How Small Can You Go? Compact Language Models for On-Device Critical Error Detection in Machine Translation
Muskaan Chopra, Lorenz Sparrenberg, Sarthak Khanna, Rafet Sifa
TL;DR
This work investigates on-device Critical Error Detection for English→German MT using compact language models under 2B parameters. It introduces a standardized prompting framework with light logit-bias calibration, majority voting, and merged-weights fine-tuning, and benchmarks across WMT21, WMT22, and SynCED-EnDe-2025. Key findings show a sweet spot near one billion parameters (e.g., Gemma-3-1B) achieving strong semantic sensitivity while maintaining real-time latency on consumer hardware, with larger compact models like Qwen-3-1.7B offering higher MCC at higher compute costs. Ultra-small models struggle with entity/number errors but improve with few-shot calibration, indicating that careful adaptation can close much of the gap to larger evaluators without cloud dependence. The results advance edge-native language safety by proving that trustworthy multilingual CED can be achieved with compact, instruction-tuned LLMs, and they provide open prompts, datasets, and scripts for reproducibility and broader community use.
Abstract
Large Language Models (LLMs) excel at evaluating machine translation (MT), but their scale and cost hinder deployment on edge devices and in privacy-sensitive workflows.

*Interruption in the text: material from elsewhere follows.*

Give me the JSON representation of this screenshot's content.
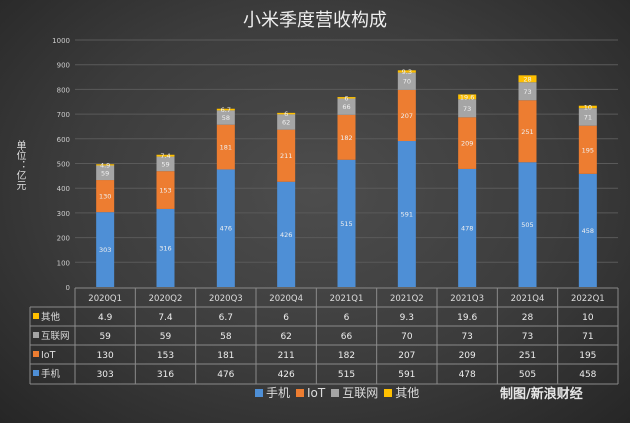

We ask: how small can you get while still detecting meaning-altering translation errors? Focusing on English->German Critical Error Detection (CED), we benchmark sub-2B models (LFM2-350M, Qwen-3-0.6B/1.7B, Llama-3.2-1B-Instruct, Gemma-3-1B) across WMT21, WMT22, and SynCED-EnDe-2025. Our framework standardizes prompts, applies lightweight logit-bias calibration and majority voting, and reports both semantic quality (MCC, F1-ERR/F1-NOT) and compute metrics (VRAM, latency, throughput). Results reveal a clear sweet spot around one billion parameters: Gemma-3-1B provides the best quality-efficiency trade-off, reaching MCC=0.77 with F1-ERR=0.98 on SynCED-EnDe-2025 after merged-weights fine-tuning, while maintaining 400 ms single-sample latency on a MacBook Pro M4 Pro (24 GB). At larger scale, Qwen-3-1.7B attains the highest absolute MCC (+0.11 over Gemma) but with higher compute cost. In contrast, ultra-small models (0.6B) remain usable with few-shot calibration yet under-detect entity and number errors. Overall, compact, instruction-tuned LLMs augmented with lightweight calibration and small-sample supervision can deliver trustworthy, on-device CED for MT, enabling private, low-cost error screening in real-world translation pipelines. All datasets, prompts, and scripts are publicly available at our GitHub repository.